Helping families pay for child care is critical to provide economic stability and ensure high-quality care that promotes children’s development. Investing in CCDBG is essential to expand access to assistance and implement the reauthorization reforms outlined above. To date, New York and other states have delayed implementing many provisions through waiver extensions; however, those waivers are time limited, which means increased costs are on the horizon.

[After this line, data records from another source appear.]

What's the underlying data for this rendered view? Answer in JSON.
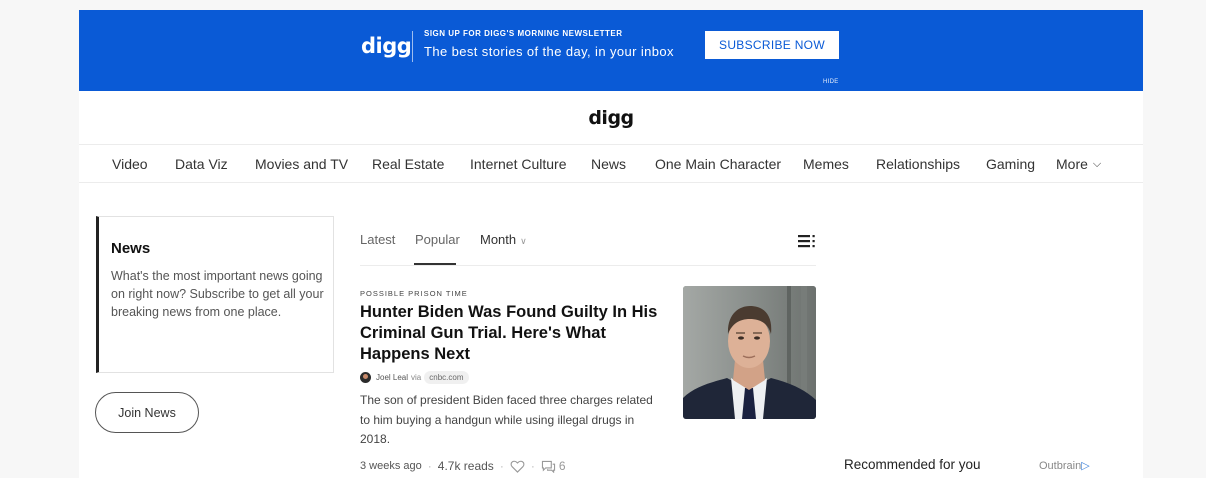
{
  "banner": {
    "logo": "digg",
    "kicker": "SIGN UP FOR DIGG'S MORNING NEWSLETTER",
    "tagline": "The best stories of the day, in your inbox",
    "subscribe_label": "SUBSCRIBE NOW",
    "hide_label": "HIDE",
    "color": "#0a5ad6"
  },
  "header": {
    "logo": "digg"
  },
  "nav": {
    "items": [
      {
        "label": "Video"
      },
      {
        "label": "Data Viz"
      },
      {
        "label": "Movies and TV"
      },
      {
        "label": "Real Estate"
      },
      {
        "label": "Internet Culture"
      },
      {
        "label": "News"
      },
      {
        "label": "One Main Character"
      },
      {
        "label": "Memes"
      },
      {
        "label": "Relationships"
      },
      {
        "label": "Gaming"
      },
      {
        "label": "More",
        "icon": "chevron-down-icon"
      }
    ]
  },
  "sidebar": {
    "title": "News",
    "description": "What's the most important news going on right now? Subscribe to get all your breaking news from one place.",
    "join_label": "Join News"
  },
  "feed": {
    "tabs": [
      {
        "label": "Latest"
      },
      {
        "label": "Popular",
        "active": true
      },
      {
        "label": "Month",
        "icon": "chevron-down-icon"
      }
    ],
    "view_icon": "list-view-icon",
    "article": {
      "kicker": "POSSIBLE PRISON TIME",
      "headline": "Hunter Biden Was Found Guilty In His Criminal Gun Trial. Here's What Happens Next",
      "author": "Joel Leal",
      "via": "via",
      "source": "cnbc.com",
      "summary": "The son of president Biden faced three charges related to him buying a handgun while using illegal drugs in 2018.",
      "age": "3 weeks ago",
      "reads": "4.7k reads",
      "comments": "6",
      "image": "article-photo"
    }
  },
  "recommendations": {
    "label": "Recommended for you",
    "provider": "Outbrain"
  }
}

While New York legislators cut funding for direct assistance, they expanded a child care tax credit that targets households with incomes between $60,000 and $150,000. Middle-income families also struggle to afford child care, but the tax credit won’t reach low-income families with the highest burden. Additionally, families who pay for child care weekly or monthly won’t benefit from an annual credit. Furthermore, the policy does nothing to improve health, safety, or quality and will not prevent New York’s impending child care crisis.

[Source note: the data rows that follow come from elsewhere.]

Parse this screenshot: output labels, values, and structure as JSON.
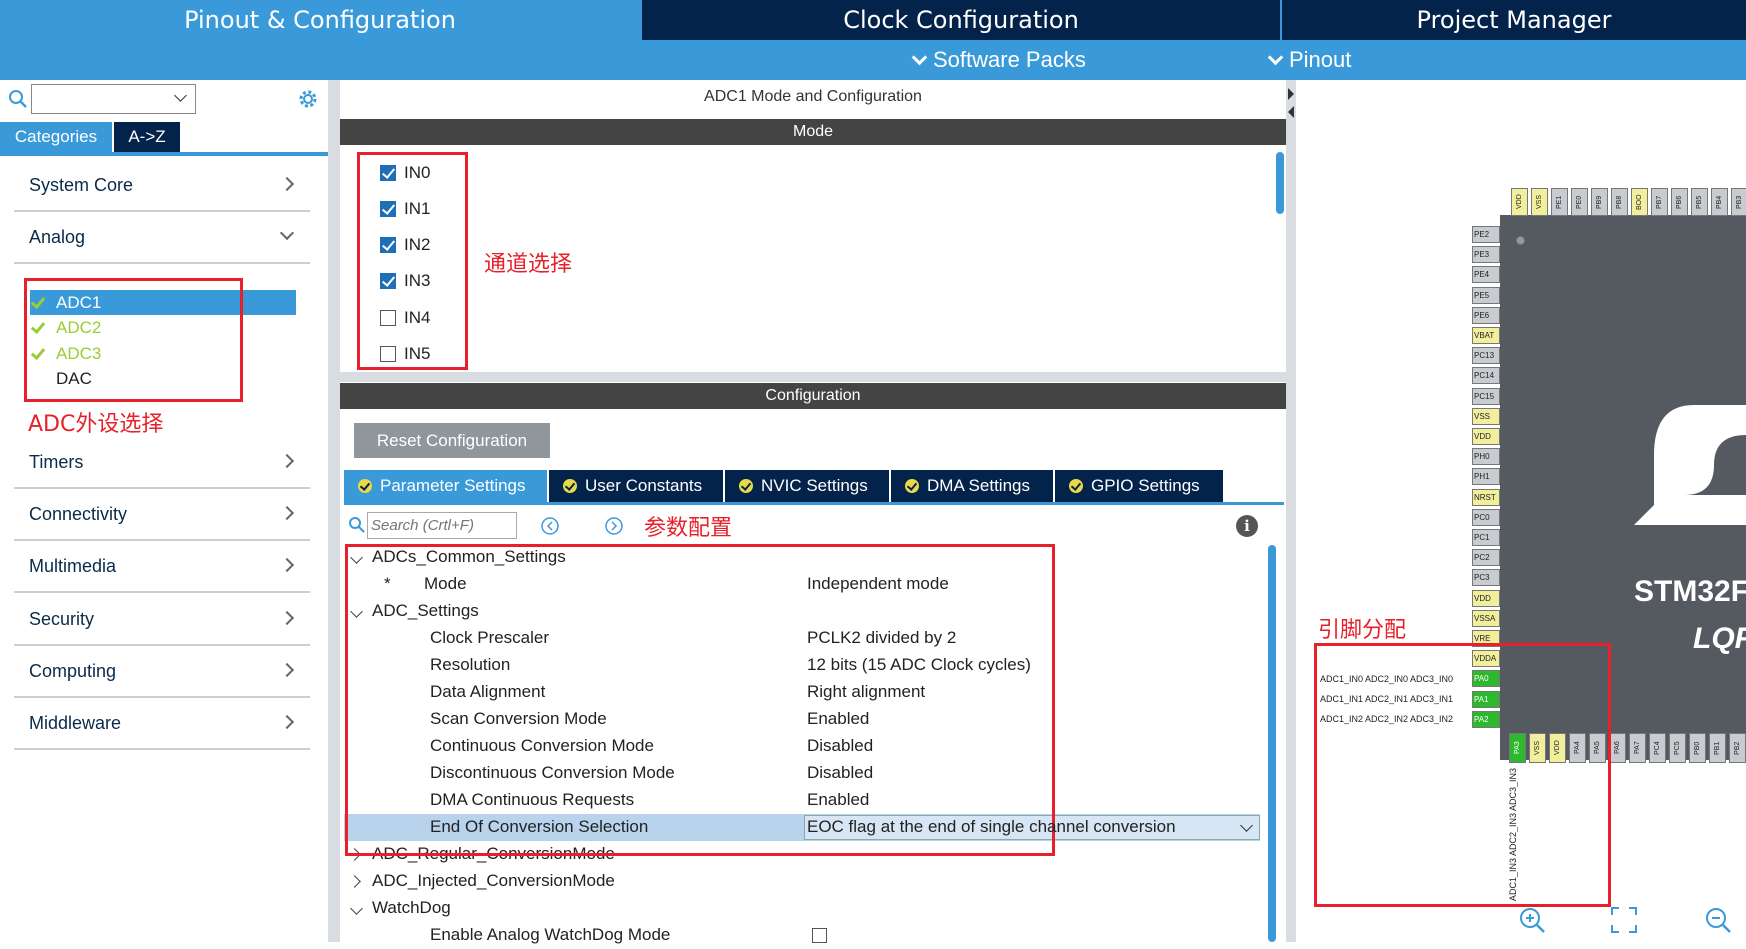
{
  "tabs": {
    "pinout": "Pinout & Configuration",
    "clock": "Clock Configuration",
    "project": "Project Manager"
  },
  "subnav": {
    "software_packs": "Software Packs",
    "pinout": "Pinout"
  },
  "left": {
    "categories_tab": "Categories",
    "az_tab": "A->Z",
    "categories": [
      "System Core",
      "Analog",
      "Timers",
      "Connectivity",
      "Multimedia",
      "Security",
      "Computing",
      "Middleware"
    ],
    "analog_items": [
      {
        "label": "ADC1",
        "checked": true,
        "selected": true
      },
      {
        "label": "ADC2",
        "checked": true,
        "selected": false
      },
      {
        "label": "ADC3",
        "checked": true,
        "selected": false
      },
      {
        "label": "DAC",
        "checked": false,
        "selected": false
      }
    ],
    "annotation": "ADC外设选择"
  },
  "middle": {
    "title": "ADC1 Mode and Configuration",
    "mode_header": "Mode",
    "channels": [
      {
        "label": "IN0",
        "checked": true
      },
      {
        "label": "IN1",
        "checked": true
      },
      {
        "label": "IN2",
        "checked": true
      },
      {
        "label": "IN3",
        "checked": true
      },
      {
        "label": "IN4",
        "checked": false
      },
      {
        "label": "IN5",
        "checked": false
      }
    ],
    "channel_annotation": "通道选择",
    "config_header": "Configuration",
    "reset_button": "Reset Configuration",
    "param_tabs": [
      "Parameter Settings",
      "User Constants",
      "NVIC Settings",
      "DMA Settings",
      "GPIO Settings"
    ],
    "search_placeholder": "Search (Crtl+F)",
    "param_annotation": "参数配置",
    "params": [
      {
        "key": "ADCs_Common_Settings",
        "value": "",
        "kind": "group-open"
      },
      {
        "key": "Mode",
        "value": "Independent mode",
        "kind": "star"
      },
      {
        "key": "ADC_Settings",
        "value": "",
        "kind": "group-open"
      },
      {
        "key": "Clock Prescaler",
        "value": "PCLK2 divided by 2",
        "kind": "item"
      },
      {
        "key": "Resolution",
        "value": "12 bits (15 ADC Clock cycles)",
        "kind": "item"
      },
      {
        "key": "Data Alignment",
        "value": "Right alignment",
        "kind": "item"
      },
      {
        "key": "Scan Conversion Mode",
        "value": "Enabled",
        "kind": "item"
      },
      {
        "key": "Continuous Conversion Mode",
        "value": "Disabled",
        "kind": "item"
      },
      {
        "key": "Discontinuous Conversion Mode",
        "value": "Disabled",
        "kind": "item"
      },
      {
        "key": "DMA Continuous Requests",
        "value": "Enabled",
        "kind": "item"
      },
      {
        "key": "End Of Conversion Selection",
        "value": "EOC flag at the end of single channel conversion",
        "kind": "selected"
      },
      {
        "key": "ADC_Regular_ConversionMode",
        "value": "",
        "kind": "group-closed"
      },
      {
        "key": "ADC_Injected_ConversionMode",
        "value": "",
        "kind": "group-closed"
      },
      {
        "key": "WatchDog",
        "value": "",
        "kind": "group-open"
      },
      {
        "key": "Enable Analog WatchDog Mode",
        "value": "",
        "kind": "checkbox"
      }
    ]
  },
  "right": {
    "chip_name": "STM32F",
    "chip_pkg": "LQF",
    "annotation": "引脚分配",
    "left_pins": [
      "PE2",
      "PE3",
      "PE4",
      "PE5",
      "PE6",
      "VBAT",
      "PC13",
      "PC14",
      "PC15",
      "VSS",
      "VDD",
      "PH0",
      "PH1",
      "NRST",
      "PC0",
      "PC1",
      "PC2",
      "PC3",
      "VDD",
      "VSSA",
      "VRE",
      "VDDA",
      "PA0",
      "PA1",
      "PA2"
    ],
    "top_pins": [
      "VDD",
      "VSS",
      "PE1",
      "PE0",
      "PB9",
      "PB8",
      "BOO",
      "PB7",
      "PB6",
      "PB5",
      "PB4",
      "PB3"
    ],
    "bottom_pins": [
      "PA3",
      "VSS",
      "VDD",
      "PA4",
      "PA5",
      "PA6",
      "PA7",
      "PC4",
      "PC5",
      "PB0",
      "PB1",
      "PB2"
    ],
    "pin_labels": [
      "ADC1_IN0 ADC2_IN0 ADC3_IN0",
      "ADC1_IN1 ADC2_IN1 ADC3_IN1",
      "ADC1_IN2 ADC2_IN2 ADC3_IN2"
    ],
    "bottom_label": "ADC1_IN3 ADC2_IN3 ADC3_IN3"
  }
}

At the federal level too, predictions about the Trump Administration’s plans to address child care affordability through the tax system are swirling. Congress would be wise to not follow New York’s lead. Improving the Child and Dependent Care Tax Credit must be coupled with new investments in direct assistance. Congress should increase CCDBG funding to help low-income families pay for child care as well as support states in complying with the program’s new requirements. For FY 2018, CLASP estimates an additional $1.4 billion is needed to meet reauthorization requirements without cutting assistance for more children. Without that investment, up to 217,000 children are at risk of losing child care assistance nationwide, including 9,419 in New York.
To sufficiently fund CCDBG, Congress needs to provide relief from sequestration, which has constrained non-defense discretionary funding levels. The president’s budget proposal, which marked the beginning of the FY 2018 budget process, would disinvest in key programs and take the country in the opposite direction. It demonstrates a profound misunderstanding of families’ needs.
As Congress begins their work on a federal budget, lawmakers should consider the impact of discretionary spending caps and make an affirmative choice to invest in families’ economic stability and access to quality child care.